Meet Dr Rodrigo Alterio – in his own words:

I grew up in Caracas, Venezuela, in a time when the signs of economic collapse were already starting to show.

I practiced medicine at the three main hospitals in the capital: Hospital Miguel Perez Carreño Hospital Universitario de Caracas Hospital Domingo Luciani.”

In 2017 I went to live and practice medicine deep inside the Amazon jungle.

There, in an area only accessible by plane, hundreds of miles from the nearest pharmacy or hospital I became the primary care physician for almost 2000 “Pemons” (Kamarata community)

Away from civilization, I had to make do with what I had on hand to perform a wide range of medical procedures for accidents, diseases and delivering babies.

I made use of  traditional methods when supplies were scarce, like cleaning wounds with antiseptics and honey as a Bacteriostatic (substance that stop bacterial reproduction but doesn’t kill them), until more supplies arrived.

I can truly say that there is a BIG difference between the kind of medicine a doctor has to practice there and what is being done in hospitals using the latest technology, CT scans, blood tests, electro-microscopes, X-rays, dialysis machines, ventilators, etc. When we ran out of bandages we had to learn what kind of leaves are good for replacing them. To be a doctor in a remote area you need a different type of knowledge than the one they teach you in medical school. In my opinion it is similar to the kind you need to help yourself out or someone else during a crisis, when medical assistance becomes unpredictable and life-saving supplies run low.
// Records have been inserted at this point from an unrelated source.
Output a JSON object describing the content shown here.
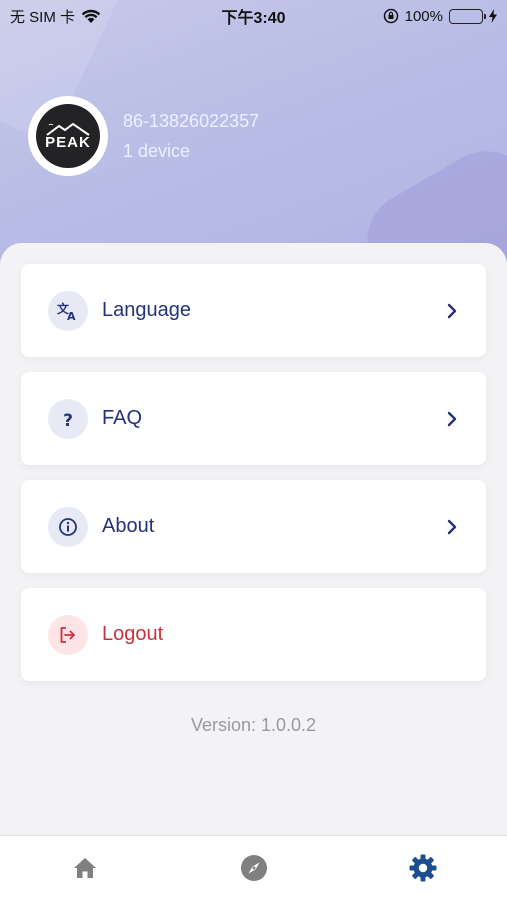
{
  "status_bar": {
    "carrier": "无 SIM 卡",
    "time": "下午3:40",
    "battery": "100%"
  },
  "profile": {
    "avatar_text": "PEAK",
    "phone": "86-13826022357",
    "devices": "1 device"
  },
  "menu": {
    "items": [
      {
        "label": "Language",
        "icon": "translate-icon"
      },
      {
        "label": "FAQ",
        "icon": "question-icon"
      },
      {
        "label": "About",
        "icon": "info-icon"
      },
      {
        "label": "Logout",
        "icon": "logout-icon"
      }
    ]
  },
  "version": "Version: 1.0.0.2",
  "tabs": [
    {
      "name": "home",
      "icon": "home-icon",
      "active": false
    },
    {
      "name": "discover",
      "icon": "compass-icon",
      "active": false
    },
    {
      "name": "settings",
      "icon": "gear-icon",
      "active": true
    }
  ],
  "colors": {
    "accent": "#1d4f8f",
    "text_primary": "#25327a",
    "logout": "#c8323c",
    "tab_inactive": "#808080"
  }
}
What few people realize is that when that happens many common conditions, easily treatable today, become life threatening.

For example, an Asthma attack, which is manageable at home with the right medicine, turned extremely dangerous after supplies ran out in the Amazon. We barely saved a 4 year old cyanotic boy (blue discoloration of the skin when lack of oxygen) suffering an Asthma attack.

We diagnosed over 50 people with Malaria and provided the most basic treatment that anyone can apply to every patient saving them from a deadly disease. 

Back in Caracas, I was also part of the Green Cross, a group of front-line paramedics that helped both injured protesters and law enforcement alike; anyone who needed help during the protests was aided. On the green cross project, we attended multiple emergencies and one of the most common things that we dealt with was pepper gas intoxication. We treated them with asthma inhalers and “Malox” a well-known antiacid mixed with water that we sprayed in peoples face for reducing the face burning and itching (it alleviated the pepper gas effect).

During my surgery rotations, we lacked some of the essential supplies needed to attend thoracic penetrating traumas (knife and gun fire wounds). After extracting the bullet or solving the internal problem the patient needs a “pleur-evac” (drainage system for the thoracic cavity) for draining all inflammatory or rests of blood on the thorax avoiding respiratory problems. In our cases we build them with a 5lt water bottle, some water and artisanal tubes saving most of these patient lives and maintaining an adequate live support.

I am currently a Postdoctoral Research Associate for the department of Surgical Oncology at UT Southwestern Medical Center in Dallas, Texas. I’m administering the Robotic curriculum of the surgery residence, training residents on their robotic skills.

The breakthroughs that we are pioneering here will make a big difference for patients with oncological pathologies. We are able now to make more precise incisions and save more patients than through conventional methods. But, in the next crisis, it is the old methods that we will need to have by our side when the grid goes down and supply chains break down.